Cogswell received a letter late last week informing him that he was under internal investigation, that he could not leave the area of his office without permission an order one AFIP member likened to "House arrest" and that he was not to speak to the press.
On Friday, Hause said a commotion developed in the office when a military police officer showed up and asked Cogswell to accompany him to Cogswell's home to retrieve all slides and photos in his possession relating to AFIP cases.
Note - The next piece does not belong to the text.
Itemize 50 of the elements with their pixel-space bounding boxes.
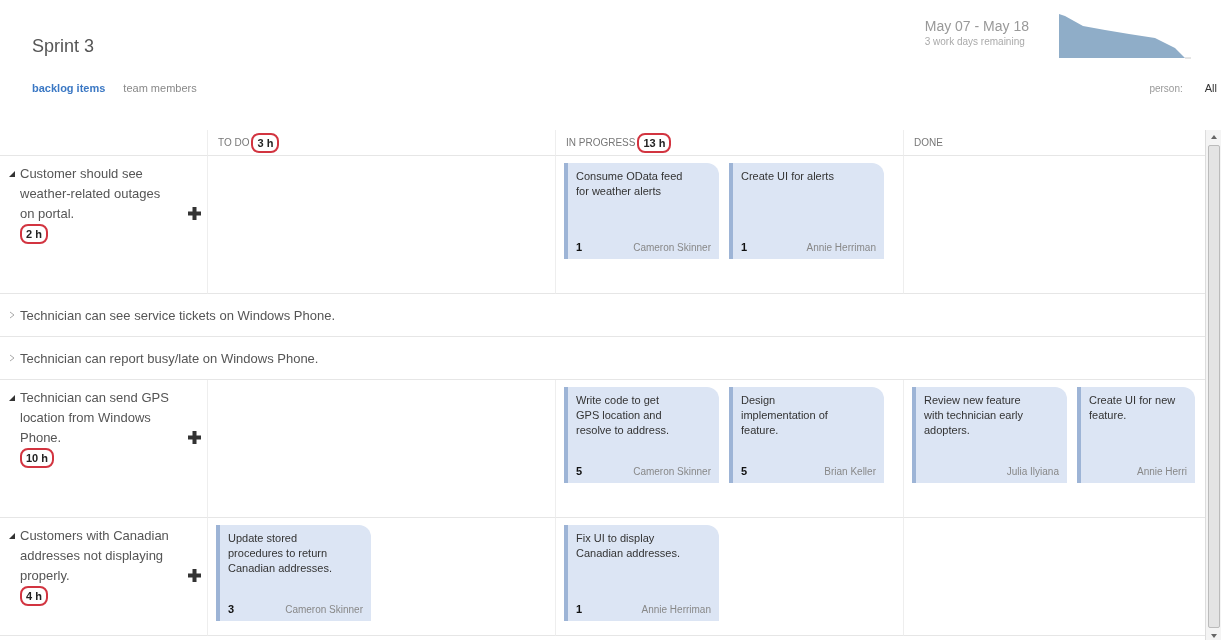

"One of the things I'm wondering is why all the attention is focused on Cogswell, who never had the original X-rays," Hause said.
He said Cogswell's allegations should have precipitated a review of AFIP's handling of the Brown case, both from within the office and from outside consultants, rather than an investigation targeting Cogswell.
Hause noted Cogswell had made his concerns about the Brown case known during slide programs at professional conferences. AFIP, Hause said, has "encouraged" and "directed" staff pathologists to conduct such programs using previous case materials, including photos and X-rays. He said there was no need to seek prior approval either to use previous case material or to discuss previous cases.
Based on AFIP's actions last week against Cogswell, "The question you have to ask yourself is: Are (officials) upset that AFIP may have blown a case, or are they upset the American public found out that AFIP may have blown a case?"
After negative publicity of AFIP's actions surfaced Friday, Cogswell told the Tribune-Review the agency has backed down slightly. He said he is now allowed to speak to the press, as long as it happens during off-duty hours.
Contacted for comment Monday, Gormley referred all questions to AFIP spokesman Chris Kelly. Kelly said he didn't expect any of the questions to be answered by the end of the day.